I’m grateful that God’s wisdom can be found in so many places around us. I’ve always read widely and discovered early on that no single person or group has the corner on Truth. 🙂
I’d guess the fear of dying is probably one of the greatest fears across the board for people. It’s such an unknown, and not just what happens after death, but the uncertainty of how and when and how long it will take to die. But everyone is afraid of something. What surprised me most during the pandemic was people’s fears over temporarily giving up privileges for the sake of others. We Americans in particular seem to be a people afraid of losing a “right” or “freedom” instead of voluntarily laying down our lives for each other, which is a much harder thing to do.
Lisa, I like Pema’s writing, thought provoking depth of living so contrary to the superficial way we tend to approach life. So often we relegate death as end of life, but death is also the beginning of life. Christ calls us to die to self that we might truly live.
Those little ‘deaths” we face daily transition us to more becoming like Christ.
As Pema comments, “opening to death, opens us to life.” It’s the fearless heart of release, which truly leads to life.
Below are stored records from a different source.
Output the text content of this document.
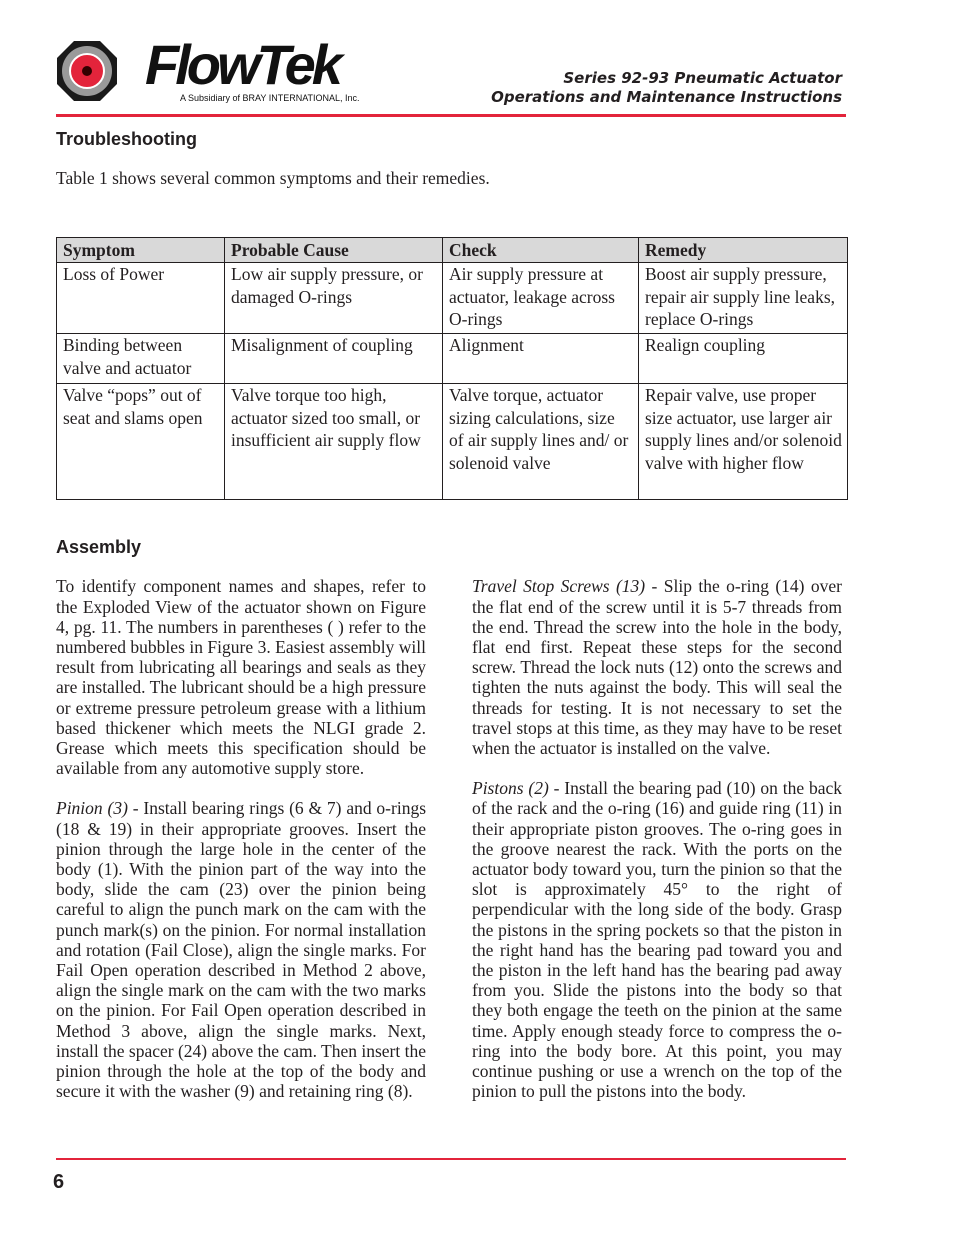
FlowTek
A Subsidiary of BRAY INTERNATIONAL, Inc.
Series 92-93 Pneumatic Actuator
Operations and Maintenance Instructions
Troubleshooting
Table 1 shows several common symptoms and their remedies.
Symptom	Probable Cause	Check	Remedy
Loss of Power	Low air supply pressure, or damaged O-rings	Air supply pressure at actuator, leakage across O-rings	Boost air supply pressure, repair air supply line leaks, replace O-rings
Binding between valve and actuator	Misalignment of coupling	Alignment	Realign coupling
Valve “pops” out of seat and slams open	Valve torque too high, actuator sized too small, or insufficient air supply flow	Valve torque, actuator sizing calculations, size of air supply lines and/ or solenoid valve	Repair valve, use proper size actuator, use larger air supply lines and/or solenoid valve with higher flow
Assembly

To identify component names and shapes, refer to the Exploded View of the actuator shown on Figure 4, pg. 11. The numbers in parentheses ( ) refer to the numbered bubbles in Figure 3. Easiest assembly will result from lubricating all bearings and seals as they are installed. The lubricant should be a high pressure or extreme pressure petroleum grease with a lithium based thickener which meets the NLGI grade 2. Grease which meets this specification should be available from any automotive supply store.

Pinion (3) - Install bearing rings (6 & 7) and o-rings (18 & 19) in their appropriate grooves. Insert the pinion through the large hole in the center of the body (1). With the pinion part of the way into the body, slide the cam (23) over the pinion being careful to align the punch mark on the cam with the punch mark(s) on the pinion. For normal installation and rotation (Fail Close), align the single marks. For Fail Open operation described in Method 2 above, align the single mark on the cam with the two marks on the pinion. For Fail Open operation described in Method 3 above, align the single marks. Next, install the spacer (24) above the cam. Then insert the pinion through the hole at the top of the body and secure it with the washer (9) and retaining ring (8).

Travel Stop Screws (13) - Slip the o-ring (14) over the flat end of the screw until it is 5-7 threads from the end. Thread the screw into the hole in the body, flat end first. Repeat these steps for the second screw. Thread the lock nuts (12) onto the screws and tighten the nuts against the body. This will seal the threads for testing. It is not necessary to set the travel stops at this time, as they may have to be reset when the actuator is installed on the valve.

Pistons (2) - Install the bearing pad (10) on the back of the rack and the o-ring (16) and guide ring (11) in their appropriate piston grooves. The o-ring goes in the groove nearest the rack. With the ports on the actuator body toward you, turn the pinion so that the slot is approximately 45° to the right of perpendicular with the long side of the body. Grasp the pistons in the spring pockets so that the piston in the right hand has the bearing pad toward you and the piston in the left hand has the bearing pad away from you. Slide the pistons into the body so that they both engage the teeth on the pinion at the same time. Apply enough steady force to compress the o-ring into the body bore. At this point, you may continue pushing or use a wrench on the top of the pinion to pull the pistons into the body.

6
Beautiful, Donna: “but death is also the beginning of life.” It often takes a lifetime of living and dying to really grasp that. As God works with me using RELEASE this year, I’m trying to notice more beginnings and endings all along the ordinary day (as if such a thing existed).
One million cells die in our body every second! It is astounding to think about that, but something I rarely reflect on. AND the body is also making 3.8 million new cells each second. We are continually renewing–how precious God made us!
Thank you so much for hosting this wonderful community sweet friend.
As I was reading your post above Lisa, Psalm 46:10 kept playing through my mind;
“Let go, relax & know that I AM God…”.
It’s all about letting go & trusting God in the everyday things of life…isn’t it?
blessings, Jennifer
Yes change is constant…n often a very good thing indeed even if not immediately evident.
Wow. There is a lot here. A lot of wisdom and a lot to chew on.